Shire is commercially introducing the new indication across the member states of Europe, starting this month with Germany, the Netherlands, Ireland, Greece, Slovakia, Denmark, Sweden and Norway.
“We are pleased to bring paediatric patients a new therapeutic option as we build on our broad immunoglobulin (IG) portfolio for patients with immune deficiencies,” said Ueli Fankhauser, Head, Global Product Strategy. “We intend to expand the availability of HyQvia to more patients in additional geographies, with the goal of reducing the treatment burden for patients worldwide.”

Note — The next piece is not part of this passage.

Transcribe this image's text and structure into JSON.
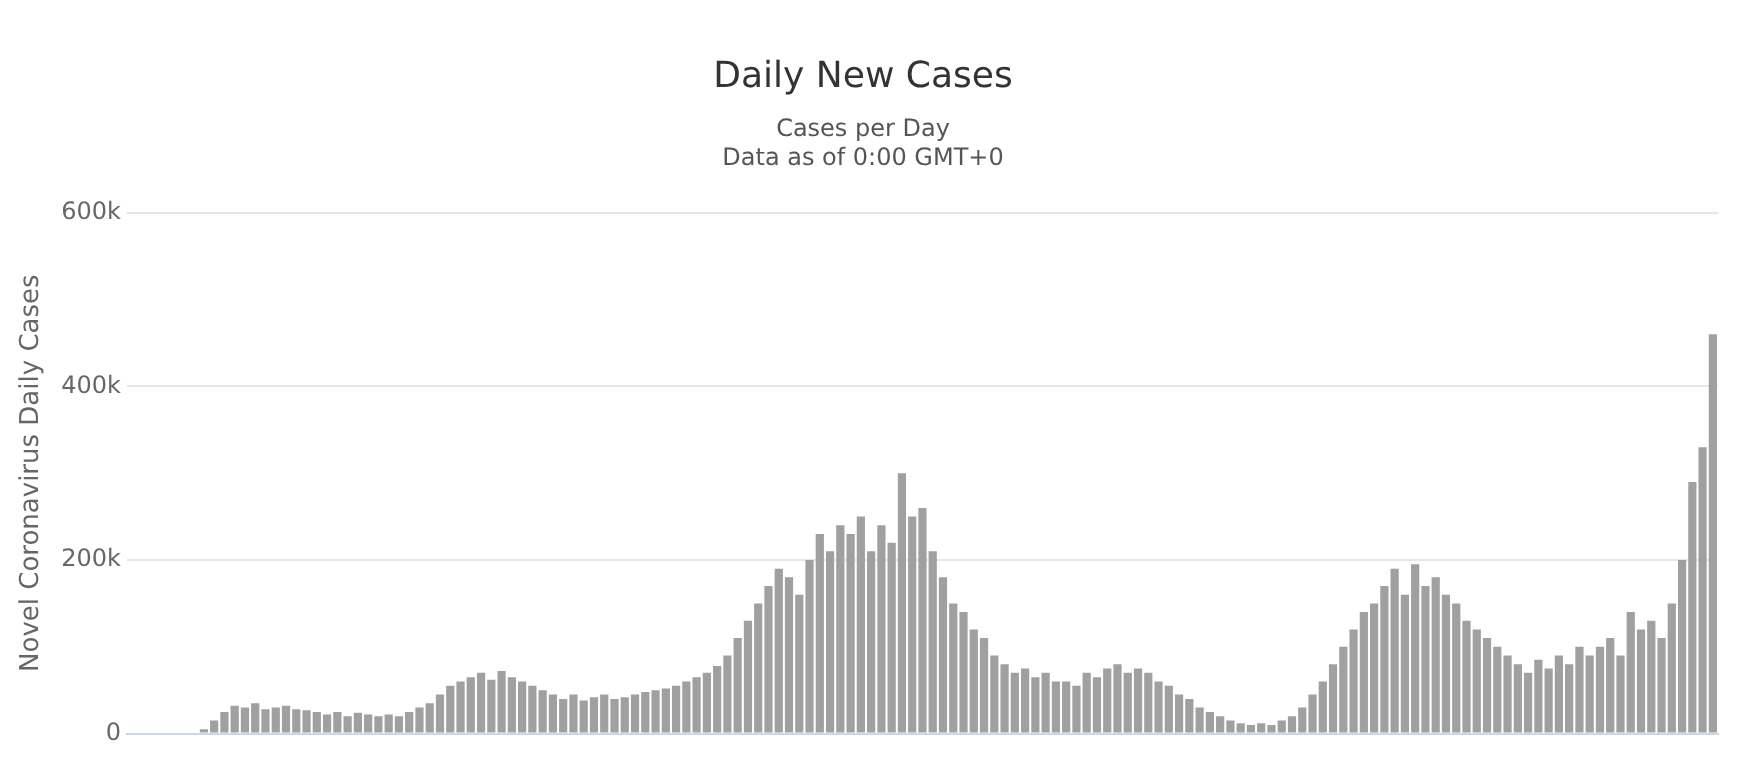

HyQvia was developed with a focus on addressing unmet treatment needs for patients. The treatment, which does not include proline, offers a demonstrated safety and efficacy profile (based on the pivotal study among 87 patients) as a two-part infusion combining Halozyme’s recombinant human hyaluronidase with immunoglobulin (Ig).
HyQvia delivers a full dose of treatment in 1-2 infusion sites, up to once a month (up to every 4 weeks) for many patients, and can be self-administered at home after appropriate training. The flexibility of the treatment approach was noted by patient feedback during the pivotal study, in which 79% of patients and their caregivers (those <18) preferred to continue treatment with HyQvia rather than an intravenous or conventional subcutaneous treatment.
Shire (Baxter at the time) initially obtained marketing authorization for HyQvia in Europe in May 2013. The product is also licensed in the US, in Puerto Rico and Australia, and is currently under review in Brazil, Columbia, Mexico, and Argentina.